Coronavírus: na Paróquia São Conrado, o padre Marcos Belizário usa álcool gel

A tradicional liturgia das cerimônias das missas de domingo nas igrejas católicas e dos cultos evangélicos está sendo adaptada pelo medo de contágio do coronavírus em templos religiosos do Rio. As tradições como o abraço na “Paz de Cristo” e dar as mãos na oração do “Pai Nosso” foram suspensas e pastores têm repassado as orientações das autoridades sanitárias.

Na missa na Paróquia São Conrado, na Estrada da Gávea, Zona Sul do Rio, o padre Marcos Belizário deu orientações para os fiéis se prevenirem da doença e pediu que os presentes rezassem pelos acometidos Covid-19. Preocupado, o padre recomendou álcool em gel para os paroquianos, e ele próprio deu o exemplo fazendo uso do produto antes da homilia.

No Vaticano, o Papa Francisco fez no domingo sua primeira oração dominical do Angelus transmitida pela internet, direto da biblioteca do palácio apostólico, para um telão instalado na Praça São Pedro, visivelmente esvaziada.

Durante a oração na semana passada, Francisco, de 83 anos, teve que parar duas vezes devido a acessos de tosse. Desde então, ele cancelou diversas agendas.
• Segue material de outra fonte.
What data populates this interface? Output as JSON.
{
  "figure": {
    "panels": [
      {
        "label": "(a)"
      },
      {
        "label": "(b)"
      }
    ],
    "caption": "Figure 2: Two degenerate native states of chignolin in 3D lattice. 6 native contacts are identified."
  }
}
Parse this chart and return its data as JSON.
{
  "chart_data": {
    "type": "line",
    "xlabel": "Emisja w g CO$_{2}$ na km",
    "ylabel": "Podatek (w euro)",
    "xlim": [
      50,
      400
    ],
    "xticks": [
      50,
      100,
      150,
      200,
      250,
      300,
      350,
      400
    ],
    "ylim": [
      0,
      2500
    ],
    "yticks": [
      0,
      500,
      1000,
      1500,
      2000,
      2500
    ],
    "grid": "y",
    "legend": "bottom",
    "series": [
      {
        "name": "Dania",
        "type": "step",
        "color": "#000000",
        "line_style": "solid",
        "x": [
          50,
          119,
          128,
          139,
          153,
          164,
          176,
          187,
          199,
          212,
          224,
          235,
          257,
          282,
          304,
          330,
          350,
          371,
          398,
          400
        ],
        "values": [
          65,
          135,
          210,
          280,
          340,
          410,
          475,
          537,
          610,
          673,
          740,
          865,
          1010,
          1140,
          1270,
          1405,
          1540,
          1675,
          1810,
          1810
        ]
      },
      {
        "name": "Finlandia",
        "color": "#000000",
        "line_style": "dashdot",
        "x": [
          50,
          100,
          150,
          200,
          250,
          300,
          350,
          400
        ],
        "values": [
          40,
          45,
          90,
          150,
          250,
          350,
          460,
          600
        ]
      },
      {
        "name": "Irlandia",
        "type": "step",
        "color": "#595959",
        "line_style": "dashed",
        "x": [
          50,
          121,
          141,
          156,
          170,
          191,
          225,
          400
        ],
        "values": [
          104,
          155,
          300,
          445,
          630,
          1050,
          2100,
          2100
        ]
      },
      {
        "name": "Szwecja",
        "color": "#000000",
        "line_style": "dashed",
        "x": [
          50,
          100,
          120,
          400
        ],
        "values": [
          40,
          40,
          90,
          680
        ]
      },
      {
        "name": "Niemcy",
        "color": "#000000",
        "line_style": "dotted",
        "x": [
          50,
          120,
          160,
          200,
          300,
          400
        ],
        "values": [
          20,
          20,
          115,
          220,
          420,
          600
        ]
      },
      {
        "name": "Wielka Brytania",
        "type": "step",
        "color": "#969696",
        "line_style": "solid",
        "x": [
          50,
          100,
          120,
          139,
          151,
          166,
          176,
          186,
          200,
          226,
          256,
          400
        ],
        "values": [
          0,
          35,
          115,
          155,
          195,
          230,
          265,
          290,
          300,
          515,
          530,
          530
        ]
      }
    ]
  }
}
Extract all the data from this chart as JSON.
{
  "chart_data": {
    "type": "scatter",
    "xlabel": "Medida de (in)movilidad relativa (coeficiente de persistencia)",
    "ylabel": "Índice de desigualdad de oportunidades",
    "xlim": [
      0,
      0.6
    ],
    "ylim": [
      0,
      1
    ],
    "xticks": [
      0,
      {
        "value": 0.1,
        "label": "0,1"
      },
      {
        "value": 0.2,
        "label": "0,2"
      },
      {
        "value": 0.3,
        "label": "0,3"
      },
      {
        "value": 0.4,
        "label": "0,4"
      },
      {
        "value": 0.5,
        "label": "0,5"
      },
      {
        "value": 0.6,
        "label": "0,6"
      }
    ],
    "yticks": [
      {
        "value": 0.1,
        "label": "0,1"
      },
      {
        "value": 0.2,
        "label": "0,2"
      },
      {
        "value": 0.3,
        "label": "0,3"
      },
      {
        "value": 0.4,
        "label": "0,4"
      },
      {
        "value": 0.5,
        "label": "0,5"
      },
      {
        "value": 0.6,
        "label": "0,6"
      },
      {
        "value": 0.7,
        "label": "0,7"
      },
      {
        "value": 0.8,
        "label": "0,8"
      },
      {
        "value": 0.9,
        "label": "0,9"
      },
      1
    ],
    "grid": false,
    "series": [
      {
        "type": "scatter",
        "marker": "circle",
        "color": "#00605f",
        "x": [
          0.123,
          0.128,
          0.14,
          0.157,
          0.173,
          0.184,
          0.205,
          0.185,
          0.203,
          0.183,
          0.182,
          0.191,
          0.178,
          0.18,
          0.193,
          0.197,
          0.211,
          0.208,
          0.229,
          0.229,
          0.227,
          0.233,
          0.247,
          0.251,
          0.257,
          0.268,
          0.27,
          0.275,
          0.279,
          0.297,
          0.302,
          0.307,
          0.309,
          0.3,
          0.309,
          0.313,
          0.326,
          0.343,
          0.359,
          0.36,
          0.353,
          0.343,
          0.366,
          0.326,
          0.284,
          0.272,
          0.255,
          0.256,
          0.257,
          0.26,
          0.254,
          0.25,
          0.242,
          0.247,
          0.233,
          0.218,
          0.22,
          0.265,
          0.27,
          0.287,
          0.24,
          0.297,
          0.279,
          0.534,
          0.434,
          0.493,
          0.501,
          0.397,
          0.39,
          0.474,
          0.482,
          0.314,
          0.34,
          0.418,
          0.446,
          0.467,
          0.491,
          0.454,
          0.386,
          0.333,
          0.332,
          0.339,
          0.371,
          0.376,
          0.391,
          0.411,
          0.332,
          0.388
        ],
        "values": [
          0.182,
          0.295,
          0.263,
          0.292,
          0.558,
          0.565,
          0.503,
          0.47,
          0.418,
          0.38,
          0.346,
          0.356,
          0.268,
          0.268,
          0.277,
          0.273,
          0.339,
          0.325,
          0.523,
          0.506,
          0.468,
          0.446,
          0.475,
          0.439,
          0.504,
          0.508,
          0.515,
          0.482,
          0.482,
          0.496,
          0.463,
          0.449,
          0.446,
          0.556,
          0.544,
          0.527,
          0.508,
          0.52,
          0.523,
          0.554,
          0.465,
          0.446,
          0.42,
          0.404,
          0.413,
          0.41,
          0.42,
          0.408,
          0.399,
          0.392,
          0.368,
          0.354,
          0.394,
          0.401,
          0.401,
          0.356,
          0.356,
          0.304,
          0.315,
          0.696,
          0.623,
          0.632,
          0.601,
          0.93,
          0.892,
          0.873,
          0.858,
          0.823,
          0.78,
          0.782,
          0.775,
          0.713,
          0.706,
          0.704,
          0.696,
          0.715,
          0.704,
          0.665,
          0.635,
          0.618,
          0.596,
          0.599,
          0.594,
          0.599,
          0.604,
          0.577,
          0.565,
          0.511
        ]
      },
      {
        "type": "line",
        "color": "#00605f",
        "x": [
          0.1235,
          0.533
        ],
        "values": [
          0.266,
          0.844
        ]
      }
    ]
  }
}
O Pontífice, no entanto, foi testado negativo para Covid-19. Em uma pequena nota, o porta-voz do Vaticano, Matteo Bruni, afirmou que “o resfriado diagnosticado do Santo Papa nos últimos dias continua, sem sintomas relacionados a outras patologias’’.

O Papa manifestou sua "proximidade" pelos portadores de coronavírus, após uma breve aparição na janela, de onde deu sua bênção.

— É estranha essa oração do Angelus, com um papa preso na biblioteca. Mas eu os vejo e estou perto de vocês — disse ele, antes de aparecer na janela diante de poucos fiéis.